Barışma

223 8 0
                                        

Gözlerimi araladığımda göğsüme kafasını koyup bana sarılmış olan Kadem'i gördüm. Üşüyordum. Gülümseyerek derin bir nefes aldığımda Kadem'in göğsüme bastırdığı dudaklarını hissettim. "Günaydın." Dedim. "Günaydın." Dedi kafasını kaldırarak.

Yüzümü gördüğü an kaşları çatıldı. Bir elini hızla alnıma bastırdı. Kadem hızla göğsümden kalkarken ne olduğunu anlayamamıştım. "Hemen tişörtünü çıkar çok ateşin var." Dedi Kadem. Göz gözeydik. "İyiyim ben ya.." dedim. "Bebeğim uzatma." Dedi Kadem yataktan kalkarken. Bende oturur pozisyona geçtim. Oflayarak gözlerimi kapattım. Aniden hapşırdığımda Kadem'le göz göze geldik. Tamda odadan çıkmak üzereydi..

Kadem kolunun kenarını kapıya yaslayıp bana bakmaya başladı. Oflayarak tişörtümü çıkardım ve kenara koydum. Kadem gülümseyerek odadan çıkınca bende hızla yatağa girdim. Battaniyeyi kafama kadar çekerken aynı zamanda sarılmıştım. Bedenim titriyordu. Kapı tekrar açıldığında Kadem'in oflayan sesini duydum. "Bebeğim?" Dedi yanıma oturarak. "Kadem istemiyorum.." dedim battaniyeye daha da sarılarak. "Gel buraya." Dedi. Duymazdan geldim.

Kadem bir anda battaniyeyi üstümden çekip beni kucağına aldı. Kolları beni sarmalarken kafamı omzuna yasladım. "Hasta değilim ben.." dedim. "Hastasın demedim ki bebeğim. Ateşin var dedim." Dedi Kadem. Omzuna vurduğumda güldü. Kadem'in telefonu çalmaya başladı. Erdem arıyordu. Telefonu açtı. Bende çok yakın olduğum için duyacaktım.

"Efendim Erdem?" Diyerek açtı telefonu Kadem. "Kadem Savaş'a ulaşamıyorum. Evdede yokmuş. Sen biliyor musun?" Diye sordu. "Benim yanımda. Numarasını değiştirdi." Dedi Kadem. "O zaman bana numarasını at lütfen. Bu arada Fatih amca Savaş ve senle konuşmak istiyormuş." Dedi Erdem. "Tamam." Dedi Kadem ve telefonu kapattı. Erdem'e hızla yeni numaramı yollayıp telefonunu tamamen bıraktı.

Kadem'e sıkıca sarılıp gözlerimi kapattım. Kendimi yavaştan mayışırken bulmuştum.

-

Gözlerimi araladığımda Kadem yanımda yoktu. Ama sesler geliyordu. Ayağa kalkıp kenarda duran tişörtümü giydim. Ama hala üşüyordum. Dolabı açıp Kadem'in hırkalarından birini giydim. Bu herhalde ona bile bol olan bir hırka olmalıydı ki bana aşırı bol olmuştu.

Umursamayıp odadan çıktım ve seslerin geldiği odaya yürüdüm. Salondan geliyordu. Kapıya geldiğimde kapıya yaslanmış olan Kadem'i görmemle durdum. Kadem geldiğimi hissetmiş gibi arkasını döndü. Göz göze gelirken önümden çekilen bedeniyle salonu gördüm. Gözlerim açılırken yutkundum. Kadem üstüme doğru bir adım atıp yüzümü elleri arasına aldı. "Bebeğim sakin ol." Dediğinde göz gözeydik.
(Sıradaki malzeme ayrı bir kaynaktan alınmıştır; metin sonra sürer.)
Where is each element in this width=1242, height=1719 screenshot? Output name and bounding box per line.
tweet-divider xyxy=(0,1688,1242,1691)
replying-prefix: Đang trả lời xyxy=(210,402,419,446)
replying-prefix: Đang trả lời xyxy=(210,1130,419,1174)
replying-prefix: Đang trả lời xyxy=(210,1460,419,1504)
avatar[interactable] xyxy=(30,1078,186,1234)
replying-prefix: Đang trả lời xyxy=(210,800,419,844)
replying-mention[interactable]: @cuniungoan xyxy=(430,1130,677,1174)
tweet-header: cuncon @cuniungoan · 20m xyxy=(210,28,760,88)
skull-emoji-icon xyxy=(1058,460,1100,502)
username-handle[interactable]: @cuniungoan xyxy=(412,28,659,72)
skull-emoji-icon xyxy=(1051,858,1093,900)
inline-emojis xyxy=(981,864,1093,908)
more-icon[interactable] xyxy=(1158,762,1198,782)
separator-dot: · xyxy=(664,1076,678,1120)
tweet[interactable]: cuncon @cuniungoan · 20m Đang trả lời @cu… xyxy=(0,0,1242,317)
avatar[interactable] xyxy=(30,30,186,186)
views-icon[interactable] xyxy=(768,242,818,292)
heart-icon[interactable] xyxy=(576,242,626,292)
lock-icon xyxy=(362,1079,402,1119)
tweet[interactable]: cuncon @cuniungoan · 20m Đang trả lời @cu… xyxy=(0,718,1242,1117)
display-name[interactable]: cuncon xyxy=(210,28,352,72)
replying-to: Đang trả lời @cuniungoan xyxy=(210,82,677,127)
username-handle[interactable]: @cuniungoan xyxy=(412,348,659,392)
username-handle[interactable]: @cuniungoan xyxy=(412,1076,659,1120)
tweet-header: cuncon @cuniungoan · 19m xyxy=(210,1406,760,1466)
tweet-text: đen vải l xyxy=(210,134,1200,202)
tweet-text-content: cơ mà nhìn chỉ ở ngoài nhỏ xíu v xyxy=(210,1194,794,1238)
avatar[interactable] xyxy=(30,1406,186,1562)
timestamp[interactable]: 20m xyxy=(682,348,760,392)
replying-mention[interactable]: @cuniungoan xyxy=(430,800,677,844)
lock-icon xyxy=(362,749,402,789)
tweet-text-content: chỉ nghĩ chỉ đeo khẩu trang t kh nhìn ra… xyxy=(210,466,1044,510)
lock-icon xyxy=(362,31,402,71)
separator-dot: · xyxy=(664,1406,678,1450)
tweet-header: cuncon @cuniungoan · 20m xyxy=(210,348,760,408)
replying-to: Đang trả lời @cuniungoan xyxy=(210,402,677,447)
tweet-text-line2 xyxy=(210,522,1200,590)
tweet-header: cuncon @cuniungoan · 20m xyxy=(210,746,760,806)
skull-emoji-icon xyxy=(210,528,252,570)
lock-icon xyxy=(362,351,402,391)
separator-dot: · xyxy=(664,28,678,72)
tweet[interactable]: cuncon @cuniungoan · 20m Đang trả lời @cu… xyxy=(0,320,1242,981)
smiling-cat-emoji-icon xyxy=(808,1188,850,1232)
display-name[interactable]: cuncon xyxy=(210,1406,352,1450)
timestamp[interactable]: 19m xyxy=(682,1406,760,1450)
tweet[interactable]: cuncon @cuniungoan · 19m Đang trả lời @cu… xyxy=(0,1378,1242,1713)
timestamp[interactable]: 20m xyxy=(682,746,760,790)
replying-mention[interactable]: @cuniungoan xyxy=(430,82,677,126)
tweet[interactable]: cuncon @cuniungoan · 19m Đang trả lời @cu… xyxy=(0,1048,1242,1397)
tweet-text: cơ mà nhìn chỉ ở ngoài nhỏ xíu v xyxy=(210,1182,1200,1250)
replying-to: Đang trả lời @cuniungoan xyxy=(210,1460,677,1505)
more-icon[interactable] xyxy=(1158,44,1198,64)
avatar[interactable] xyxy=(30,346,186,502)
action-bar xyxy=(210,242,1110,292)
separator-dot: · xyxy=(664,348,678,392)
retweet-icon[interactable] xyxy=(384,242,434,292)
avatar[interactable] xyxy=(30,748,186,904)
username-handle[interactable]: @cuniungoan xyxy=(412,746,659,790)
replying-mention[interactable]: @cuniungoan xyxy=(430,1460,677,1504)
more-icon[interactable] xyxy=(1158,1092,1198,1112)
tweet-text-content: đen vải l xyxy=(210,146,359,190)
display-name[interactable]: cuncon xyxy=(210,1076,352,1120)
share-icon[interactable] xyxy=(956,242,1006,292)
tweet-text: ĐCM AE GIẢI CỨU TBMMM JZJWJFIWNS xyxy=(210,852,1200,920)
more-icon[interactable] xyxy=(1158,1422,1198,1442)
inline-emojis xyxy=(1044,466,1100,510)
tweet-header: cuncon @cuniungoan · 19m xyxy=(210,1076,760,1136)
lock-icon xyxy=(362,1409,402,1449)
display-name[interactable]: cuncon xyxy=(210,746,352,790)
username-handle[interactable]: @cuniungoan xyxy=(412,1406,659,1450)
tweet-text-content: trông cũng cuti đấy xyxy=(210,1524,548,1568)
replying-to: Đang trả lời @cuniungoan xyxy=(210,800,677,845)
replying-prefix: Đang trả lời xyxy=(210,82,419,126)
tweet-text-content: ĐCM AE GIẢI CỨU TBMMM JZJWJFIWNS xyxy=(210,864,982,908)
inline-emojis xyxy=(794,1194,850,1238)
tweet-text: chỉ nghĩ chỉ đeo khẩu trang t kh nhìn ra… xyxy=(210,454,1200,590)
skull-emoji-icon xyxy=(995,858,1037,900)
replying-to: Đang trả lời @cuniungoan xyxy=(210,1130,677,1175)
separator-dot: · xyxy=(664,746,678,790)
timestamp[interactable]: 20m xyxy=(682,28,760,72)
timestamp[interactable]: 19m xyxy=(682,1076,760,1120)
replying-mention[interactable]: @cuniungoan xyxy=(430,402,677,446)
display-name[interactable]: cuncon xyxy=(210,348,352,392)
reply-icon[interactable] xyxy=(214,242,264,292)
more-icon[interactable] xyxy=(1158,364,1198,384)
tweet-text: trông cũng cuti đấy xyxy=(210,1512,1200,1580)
Gözlerim istemsizce arkaya kayarken Kadem kafamı hafifçe sarsınca tekrar göz göze geldik. "Hala ateşin var senin." Dedi Kadem. "Görmek istemiyorum.." dedim yutkunarak. "Bu sefer kötü şeyler demek için burada değiller. Sakinleş bebeğim." Dedi Kadem. Yüzümü bırakıp üstümdeki hırkanın fermuarını kapattı. "Hadi içeri girelim." Dediğinde kafamı iki yana salladım. "İstemiyorum." Dedim. "Güven bana. En küçük rahatsız olduğun yerde konuyu kapatıp evden yollarız." Dedi Kadem. İstemesemde kafamı olumlu biçimde salladım.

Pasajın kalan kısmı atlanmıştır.